No digo que los simuladores de museos famosos estén mal, pero me parece una gran experiencia que la realidad virtual no dependa de obras externas, de un pasado, sino de sus posibilidades y su presente. La galería presentaba esculturas, espacios para moverse por toda una habitación, videos, arquitectura y escultura. La obra de VNGRAVITY funciona porque a diferencia de otras muestras, ésta te sumergía realmente, pues no era lineal, existían una absoluta libertad de entretenerte con la obra que quisieras.

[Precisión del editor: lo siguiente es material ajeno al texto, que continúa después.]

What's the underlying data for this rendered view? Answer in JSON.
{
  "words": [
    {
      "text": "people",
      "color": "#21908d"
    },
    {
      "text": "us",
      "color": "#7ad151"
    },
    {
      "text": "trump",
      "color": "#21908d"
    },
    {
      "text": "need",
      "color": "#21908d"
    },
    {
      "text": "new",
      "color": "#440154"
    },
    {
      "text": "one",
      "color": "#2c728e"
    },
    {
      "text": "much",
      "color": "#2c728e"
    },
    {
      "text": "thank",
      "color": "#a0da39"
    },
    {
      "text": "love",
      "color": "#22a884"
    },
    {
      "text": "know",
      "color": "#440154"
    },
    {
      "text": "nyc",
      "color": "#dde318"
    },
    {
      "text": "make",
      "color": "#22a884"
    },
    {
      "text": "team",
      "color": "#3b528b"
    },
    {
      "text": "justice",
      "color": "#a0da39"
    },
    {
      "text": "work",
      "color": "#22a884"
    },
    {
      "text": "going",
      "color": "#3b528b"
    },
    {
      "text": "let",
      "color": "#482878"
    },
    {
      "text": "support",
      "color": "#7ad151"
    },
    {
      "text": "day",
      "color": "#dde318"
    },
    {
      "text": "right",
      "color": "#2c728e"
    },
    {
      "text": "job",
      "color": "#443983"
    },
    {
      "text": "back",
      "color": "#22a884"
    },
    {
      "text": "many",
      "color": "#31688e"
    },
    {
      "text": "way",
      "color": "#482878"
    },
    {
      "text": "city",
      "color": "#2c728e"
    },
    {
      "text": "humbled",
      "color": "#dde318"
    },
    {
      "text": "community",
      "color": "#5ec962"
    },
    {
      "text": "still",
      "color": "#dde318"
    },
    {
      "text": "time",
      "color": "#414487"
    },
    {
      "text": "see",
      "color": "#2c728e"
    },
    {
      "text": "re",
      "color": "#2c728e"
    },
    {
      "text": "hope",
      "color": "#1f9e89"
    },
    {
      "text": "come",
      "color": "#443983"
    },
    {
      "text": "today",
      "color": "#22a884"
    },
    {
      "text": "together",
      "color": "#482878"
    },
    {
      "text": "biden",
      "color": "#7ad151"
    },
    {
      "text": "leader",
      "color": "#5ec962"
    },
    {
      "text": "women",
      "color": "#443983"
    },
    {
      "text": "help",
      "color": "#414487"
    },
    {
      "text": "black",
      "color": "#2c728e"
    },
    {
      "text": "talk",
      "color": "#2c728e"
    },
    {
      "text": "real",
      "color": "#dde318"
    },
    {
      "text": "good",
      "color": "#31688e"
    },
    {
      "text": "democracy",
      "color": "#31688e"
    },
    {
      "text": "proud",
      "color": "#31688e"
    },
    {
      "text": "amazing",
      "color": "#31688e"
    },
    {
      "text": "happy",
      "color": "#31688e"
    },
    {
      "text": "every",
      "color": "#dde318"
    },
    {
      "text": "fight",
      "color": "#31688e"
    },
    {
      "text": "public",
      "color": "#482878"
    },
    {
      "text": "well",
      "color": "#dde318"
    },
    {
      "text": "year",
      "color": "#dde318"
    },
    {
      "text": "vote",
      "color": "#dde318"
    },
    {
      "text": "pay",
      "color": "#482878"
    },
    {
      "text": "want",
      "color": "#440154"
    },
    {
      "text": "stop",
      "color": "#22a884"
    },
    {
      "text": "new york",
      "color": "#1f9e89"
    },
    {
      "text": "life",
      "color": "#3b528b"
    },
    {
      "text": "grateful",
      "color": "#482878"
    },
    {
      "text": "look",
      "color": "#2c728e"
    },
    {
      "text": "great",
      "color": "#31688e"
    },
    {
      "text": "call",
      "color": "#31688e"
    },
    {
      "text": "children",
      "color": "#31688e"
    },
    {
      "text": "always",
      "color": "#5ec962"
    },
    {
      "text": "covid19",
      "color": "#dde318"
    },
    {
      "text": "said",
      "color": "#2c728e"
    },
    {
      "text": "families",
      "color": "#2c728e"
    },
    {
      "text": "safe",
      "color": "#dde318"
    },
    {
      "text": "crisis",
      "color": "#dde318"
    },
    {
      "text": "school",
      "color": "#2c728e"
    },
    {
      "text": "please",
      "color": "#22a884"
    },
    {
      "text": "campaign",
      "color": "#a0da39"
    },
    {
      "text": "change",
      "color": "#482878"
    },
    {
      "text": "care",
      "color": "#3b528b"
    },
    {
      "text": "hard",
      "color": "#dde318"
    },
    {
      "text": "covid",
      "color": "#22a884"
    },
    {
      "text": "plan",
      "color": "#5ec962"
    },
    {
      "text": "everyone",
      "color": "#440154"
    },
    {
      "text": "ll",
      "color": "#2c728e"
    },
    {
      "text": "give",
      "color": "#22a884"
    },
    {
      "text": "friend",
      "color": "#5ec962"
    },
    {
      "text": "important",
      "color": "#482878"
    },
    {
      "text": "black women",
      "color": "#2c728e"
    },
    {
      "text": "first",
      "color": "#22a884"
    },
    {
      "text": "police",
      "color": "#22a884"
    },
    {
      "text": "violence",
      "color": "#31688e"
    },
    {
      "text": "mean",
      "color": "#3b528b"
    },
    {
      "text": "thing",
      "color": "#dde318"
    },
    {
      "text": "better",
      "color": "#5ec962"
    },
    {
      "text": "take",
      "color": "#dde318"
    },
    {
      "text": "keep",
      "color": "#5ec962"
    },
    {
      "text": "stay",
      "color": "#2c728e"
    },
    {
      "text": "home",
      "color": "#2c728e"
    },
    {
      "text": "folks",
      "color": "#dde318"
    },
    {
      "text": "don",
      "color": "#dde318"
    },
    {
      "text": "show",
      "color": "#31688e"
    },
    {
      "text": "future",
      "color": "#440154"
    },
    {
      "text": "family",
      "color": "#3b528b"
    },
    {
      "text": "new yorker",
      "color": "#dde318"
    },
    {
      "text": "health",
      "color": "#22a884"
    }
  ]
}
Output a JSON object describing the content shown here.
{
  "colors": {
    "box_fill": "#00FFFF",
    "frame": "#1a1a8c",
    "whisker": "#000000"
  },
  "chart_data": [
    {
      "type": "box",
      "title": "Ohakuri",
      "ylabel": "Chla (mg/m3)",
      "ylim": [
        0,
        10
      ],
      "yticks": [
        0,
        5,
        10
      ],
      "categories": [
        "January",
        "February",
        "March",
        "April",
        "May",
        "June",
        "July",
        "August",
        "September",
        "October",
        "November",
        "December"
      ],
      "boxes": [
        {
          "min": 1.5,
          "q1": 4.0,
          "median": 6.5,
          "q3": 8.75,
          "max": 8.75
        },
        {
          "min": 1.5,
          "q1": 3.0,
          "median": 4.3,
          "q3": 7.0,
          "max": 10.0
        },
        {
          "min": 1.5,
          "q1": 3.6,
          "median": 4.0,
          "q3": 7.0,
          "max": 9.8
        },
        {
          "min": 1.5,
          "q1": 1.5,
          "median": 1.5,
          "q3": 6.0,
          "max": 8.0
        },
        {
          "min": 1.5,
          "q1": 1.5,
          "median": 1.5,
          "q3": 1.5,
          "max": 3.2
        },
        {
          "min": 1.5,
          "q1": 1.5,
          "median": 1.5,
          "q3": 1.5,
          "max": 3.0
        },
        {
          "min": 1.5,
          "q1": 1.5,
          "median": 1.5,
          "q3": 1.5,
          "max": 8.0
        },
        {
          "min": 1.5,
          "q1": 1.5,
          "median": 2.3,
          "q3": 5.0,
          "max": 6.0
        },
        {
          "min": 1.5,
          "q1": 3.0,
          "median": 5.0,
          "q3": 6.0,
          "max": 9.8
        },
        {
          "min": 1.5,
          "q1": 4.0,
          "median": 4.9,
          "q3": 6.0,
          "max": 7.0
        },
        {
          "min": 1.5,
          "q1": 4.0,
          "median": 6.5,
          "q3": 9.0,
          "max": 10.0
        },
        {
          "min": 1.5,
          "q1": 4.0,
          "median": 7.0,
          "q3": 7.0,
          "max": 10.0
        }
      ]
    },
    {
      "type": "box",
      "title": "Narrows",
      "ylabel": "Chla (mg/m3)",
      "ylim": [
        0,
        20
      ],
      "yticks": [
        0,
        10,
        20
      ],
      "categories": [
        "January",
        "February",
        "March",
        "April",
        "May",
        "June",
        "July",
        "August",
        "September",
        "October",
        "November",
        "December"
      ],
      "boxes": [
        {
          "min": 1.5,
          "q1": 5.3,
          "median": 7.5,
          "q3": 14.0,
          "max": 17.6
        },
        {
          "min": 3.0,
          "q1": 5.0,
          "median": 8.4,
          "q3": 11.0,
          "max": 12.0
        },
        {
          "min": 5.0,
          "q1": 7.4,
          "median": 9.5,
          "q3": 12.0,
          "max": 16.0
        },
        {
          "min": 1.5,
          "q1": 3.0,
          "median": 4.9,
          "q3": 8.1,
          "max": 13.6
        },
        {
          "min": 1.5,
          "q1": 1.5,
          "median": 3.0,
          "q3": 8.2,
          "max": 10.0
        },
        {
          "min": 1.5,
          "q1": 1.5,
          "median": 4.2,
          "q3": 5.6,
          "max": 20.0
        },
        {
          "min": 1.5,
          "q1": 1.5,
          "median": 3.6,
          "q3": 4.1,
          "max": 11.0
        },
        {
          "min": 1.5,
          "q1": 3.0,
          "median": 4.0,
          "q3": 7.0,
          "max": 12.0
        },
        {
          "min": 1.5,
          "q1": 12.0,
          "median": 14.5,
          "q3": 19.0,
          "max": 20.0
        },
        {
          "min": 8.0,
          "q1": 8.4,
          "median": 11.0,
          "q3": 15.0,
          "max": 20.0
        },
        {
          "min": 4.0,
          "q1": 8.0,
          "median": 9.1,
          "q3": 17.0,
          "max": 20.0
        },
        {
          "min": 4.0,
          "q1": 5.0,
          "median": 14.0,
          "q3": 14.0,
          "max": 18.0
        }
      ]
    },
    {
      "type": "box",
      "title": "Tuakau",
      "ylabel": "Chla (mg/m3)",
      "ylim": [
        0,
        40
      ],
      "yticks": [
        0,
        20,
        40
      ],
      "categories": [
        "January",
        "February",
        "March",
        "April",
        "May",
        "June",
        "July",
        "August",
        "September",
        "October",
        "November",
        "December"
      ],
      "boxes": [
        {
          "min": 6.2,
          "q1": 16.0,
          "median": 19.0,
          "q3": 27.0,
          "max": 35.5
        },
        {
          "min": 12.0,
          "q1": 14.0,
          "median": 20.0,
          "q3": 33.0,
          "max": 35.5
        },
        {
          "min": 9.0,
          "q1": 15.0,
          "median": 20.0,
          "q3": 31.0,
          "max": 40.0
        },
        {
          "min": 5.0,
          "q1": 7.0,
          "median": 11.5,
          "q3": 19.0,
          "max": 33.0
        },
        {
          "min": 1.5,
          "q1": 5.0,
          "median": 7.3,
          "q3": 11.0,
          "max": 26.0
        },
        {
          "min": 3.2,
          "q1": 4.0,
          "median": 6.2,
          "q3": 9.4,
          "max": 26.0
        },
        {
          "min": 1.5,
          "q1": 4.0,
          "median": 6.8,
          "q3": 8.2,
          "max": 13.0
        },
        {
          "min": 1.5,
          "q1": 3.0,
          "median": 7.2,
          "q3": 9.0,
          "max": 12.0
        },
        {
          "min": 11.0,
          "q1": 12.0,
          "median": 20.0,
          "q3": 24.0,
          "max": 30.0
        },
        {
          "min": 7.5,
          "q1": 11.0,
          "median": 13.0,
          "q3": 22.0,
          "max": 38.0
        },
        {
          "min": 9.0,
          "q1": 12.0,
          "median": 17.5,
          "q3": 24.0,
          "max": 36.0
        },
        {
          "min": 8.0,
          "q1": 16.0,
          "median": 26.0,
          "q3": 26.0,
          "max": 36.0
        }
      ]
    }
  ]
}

Es decir, me sentía un individuo dentro de su presentación.

Otras obras parecían reducirse a simplemente ampliar el campo de vista de una pantalla cuadrada a una de 360 grados. No había mayor libertad que decidir hacia dónde ver, pero como nos dijo Nicolás Alcalá “el hecho de poder ver hacia donde gustes ya es un avance significativo”. Esto apenas va comenzando y muchos están sorprendidos porque lo que en algún momento parecía imposible, una magia negra, ahora está a nuestro alcance. No puedo dejar de pensar en el VR FEST MX como una de esas ferias de ciencia decimonónicas en las que la gente iba a sorprenderse con aquellas brujerías de la modernidad.

Los caminos que tomará la realidad virtual serán muchos, pero la muestra que pudimos observar nos planteó diferentes posibilidades, no sólo en videojuegos, sino en la industria, la medicina, el arte y el marketing entre otros. Ahora solo queda esperar un año para sorprendernos lo que los talentos mexicanos nos mostrarán el año siguiente.